Ladies on the tube:
“Why would anyone go to a salsa club? It’s just an excuse for shaking and thrusting.”
I find music in everything. From morning to night, there is music playing between my ears, even as I dream. The music colors the dreams. I find melody in the cars rushing by, pick out the harmonies of little birds in the trees, and hear rhythm in the blaring of sirens. I wage a constant battle with myself to keep the music inside of me, or I would sing along with the birds and the fire trucks. I can’t imagine a silent world.
Dancing is physical, visual music. It’s taking the melody and making it mine, turning a sound into a sight. Choreography is a carefully constructed song. Each step must fit next to its brothers and sisters perfectly, just as each individual note must combine to create a song. A dancer then becomes the musician, the artist who reads the notes and manifests the beautiful music created by the composer.
But some dancing is different. Some dancing has no script, no plans, no restrictions besides the music. The dancer is not constrained to strict steps. This is where a dancer becomes an artist. There is great freedom in dance without choreography. This is the dance that I have come to love, dance that doesn’t restrict me with steps or style or shoes. I can make the music my own, and the audience doesn’t matter.
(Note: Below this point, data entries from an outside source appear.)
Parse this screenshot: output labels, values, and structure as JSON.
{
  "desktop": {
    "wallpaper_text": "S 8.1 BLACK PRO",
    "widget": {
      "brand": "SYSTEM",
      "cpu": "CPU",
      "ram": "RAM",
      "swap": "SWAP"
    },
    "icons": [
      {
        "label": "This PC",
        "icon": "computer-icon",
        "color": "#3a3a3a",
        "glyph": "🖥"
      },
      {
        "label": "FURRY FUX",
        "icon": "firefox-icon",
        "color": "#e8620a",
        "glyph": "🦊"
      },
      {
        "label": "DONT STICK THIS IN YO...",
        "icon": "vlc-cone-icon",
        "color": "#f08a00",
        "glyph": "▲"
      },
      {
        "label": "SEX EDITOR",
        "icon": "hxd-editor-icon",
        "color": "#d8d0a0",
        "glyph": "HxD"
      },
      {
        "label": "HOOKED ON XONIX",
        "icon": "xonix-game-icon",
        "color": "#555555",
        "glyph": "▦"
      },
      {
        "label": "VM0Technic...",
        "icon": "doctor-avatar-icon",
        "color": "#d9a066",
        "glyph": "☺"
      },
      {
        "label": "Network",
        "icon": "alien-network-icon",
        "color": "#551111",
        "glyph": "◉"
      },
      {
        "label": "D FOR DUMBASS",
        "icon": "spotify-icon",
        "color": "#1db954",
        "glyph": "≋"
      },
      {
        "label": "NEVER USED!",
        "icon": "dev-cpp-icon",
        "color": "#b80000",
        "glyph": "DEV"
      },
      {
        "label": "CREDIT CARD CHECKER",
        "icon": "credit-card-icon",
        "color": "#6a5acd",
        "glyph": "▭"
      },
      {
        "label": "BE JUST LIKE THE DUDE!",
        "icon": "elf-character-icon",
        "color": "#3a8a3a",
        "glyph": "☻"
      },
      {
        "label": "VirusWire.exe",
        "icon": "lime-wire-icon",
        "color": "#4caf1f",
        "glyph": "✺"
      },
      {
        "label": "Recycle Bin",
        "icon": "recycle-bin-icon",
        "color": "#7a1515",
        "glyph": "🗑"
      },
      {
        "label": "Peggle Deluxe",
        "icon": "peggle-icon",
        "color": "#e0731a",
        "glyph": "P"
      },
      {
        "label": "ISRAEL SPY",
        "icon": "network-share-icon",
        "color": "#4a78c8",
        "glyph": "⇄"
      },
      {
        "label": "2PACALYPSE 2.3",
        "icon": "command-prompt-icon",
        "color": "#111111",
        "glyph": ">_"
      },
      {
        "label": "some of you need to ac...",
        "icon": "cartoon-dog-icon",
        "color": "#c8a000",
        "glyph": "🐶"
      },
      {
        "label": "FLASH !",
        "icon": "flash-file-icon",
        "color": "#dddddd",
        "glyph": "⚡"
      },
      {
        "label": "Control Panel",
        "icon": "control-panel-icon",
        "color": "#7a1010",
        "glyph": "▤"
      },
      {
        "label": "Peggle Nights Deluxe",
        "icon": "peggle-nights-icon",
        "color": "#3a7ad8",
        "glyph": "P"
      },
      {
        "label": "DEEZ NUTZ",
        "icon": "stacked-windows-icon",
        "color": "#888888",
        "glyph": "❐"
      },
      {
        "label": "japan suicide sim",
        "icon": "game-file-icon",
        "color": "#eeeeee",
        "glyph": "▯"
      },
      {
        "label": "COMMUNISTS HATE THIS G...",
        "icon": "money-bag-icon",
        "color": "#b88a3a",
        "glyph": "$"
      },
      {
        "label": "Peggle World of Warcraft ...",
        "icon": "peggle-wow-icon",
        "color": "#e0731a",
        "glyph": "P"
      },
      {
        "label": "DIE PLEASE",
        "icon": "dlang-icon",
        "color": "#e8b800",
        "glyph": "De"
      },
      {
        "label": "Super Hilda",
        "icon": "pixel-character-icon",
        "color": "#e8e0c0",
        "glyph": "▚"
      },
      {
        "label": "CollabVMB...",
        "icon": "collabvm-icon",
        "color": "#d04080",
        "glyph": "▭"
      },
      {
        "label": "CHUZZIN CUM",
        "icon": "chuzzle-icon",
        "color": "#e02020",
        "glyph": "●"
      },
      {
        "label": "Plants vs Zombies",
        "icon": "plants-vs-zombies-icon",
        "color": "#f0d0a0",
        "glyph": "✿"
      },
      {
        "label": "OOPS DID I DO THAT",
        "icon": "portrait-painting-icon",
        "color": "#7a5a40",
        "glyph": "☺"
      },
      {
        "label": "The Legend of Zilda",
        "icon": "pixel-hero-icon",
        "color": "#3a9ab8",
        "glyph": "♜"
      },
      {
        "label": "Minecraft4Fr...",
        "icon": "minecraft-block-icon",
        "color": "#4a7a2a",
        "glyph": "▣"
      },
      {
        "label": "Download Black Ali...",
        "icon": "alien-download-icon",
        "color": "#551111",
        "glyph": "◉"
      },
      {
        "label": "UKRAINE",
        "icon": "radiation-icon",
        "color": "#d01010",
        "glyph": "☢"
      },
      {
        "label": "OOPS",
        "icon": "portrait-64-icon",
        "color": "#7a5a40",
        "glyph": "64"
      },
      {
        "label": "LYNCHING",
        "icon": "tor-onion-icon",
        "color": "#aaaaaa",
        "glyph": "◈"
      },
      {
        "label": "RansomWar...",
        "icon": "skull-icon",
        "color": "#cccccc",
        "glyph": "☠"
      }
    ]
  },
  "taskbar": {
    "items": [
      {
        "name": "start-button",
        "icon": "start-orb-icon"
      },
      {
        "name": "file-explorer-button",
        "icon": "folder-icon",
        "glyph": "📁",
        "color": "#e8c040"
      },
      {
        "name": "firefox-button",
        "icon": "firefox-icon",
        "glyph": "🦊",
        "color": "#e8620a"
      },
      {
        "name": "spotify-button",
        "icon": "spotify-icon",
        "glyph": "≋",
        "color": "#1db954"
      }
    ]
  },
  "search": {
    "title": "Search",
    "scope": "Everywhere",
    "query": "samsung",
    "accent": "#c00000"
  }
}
Salsa has become my drug, something I overdose on repeatedly, but keep coming back for more. I can turn off my brain and follow the music and my partner and forget about the world. All I need to know is where the floor is. I never have to wonder what comes next, because it just comes. There is a wonderful relationship between song and steps, feet and floor, partner and partner.
The best is salsa rueda. In the circle, there are not just two individuals experiencing the dance, but many. The steps are called and not free, but I can interpret them as I will. It’s an interesting combination of choreography and freeform. At each command of “Da me,” the pattern of the circle changes, and I am given the chance to dance with a new partner, to create a new chapter in the dance. Over and over and over again I hear the call, and the wheel turns, like a great human kaleidoscope, constantly changing, but with all of us in sync. To be a part of such a spectacle is exhilarating. To know hundreds of calls and execute them seamlessly gives me a feeling of accomplishment. When I’m in the circle, I only need to listen for the command and let my body react to the call and the music and the lead from my partner. Nothing else matters.
Once salsa is in your blood it never leaves. I know that the moment I hear the music I can’t help dancing to it. I hate hearing salsa in the grocery store, because my hips won’t stay still. It calls, and it wants me to follow. I can’t help but take the lead the music gives me, just as I would take a lead from a partner. I am a born follow. In the world of dance, this is not an insult. The follow is much harder than the lead, though we never tell the leads that. It would hurt their pride. To follow, I must adapt myself constantly but not consciously. I must be prepared for anything. It’s like walking blind into a street. If you can’t listen to the cues around you, you won’t survive
Salsa is not about thrusting or shaking. Salsa is about expressing the inexpressible. It’s about visually representing all the good things in life: passion, joy, art.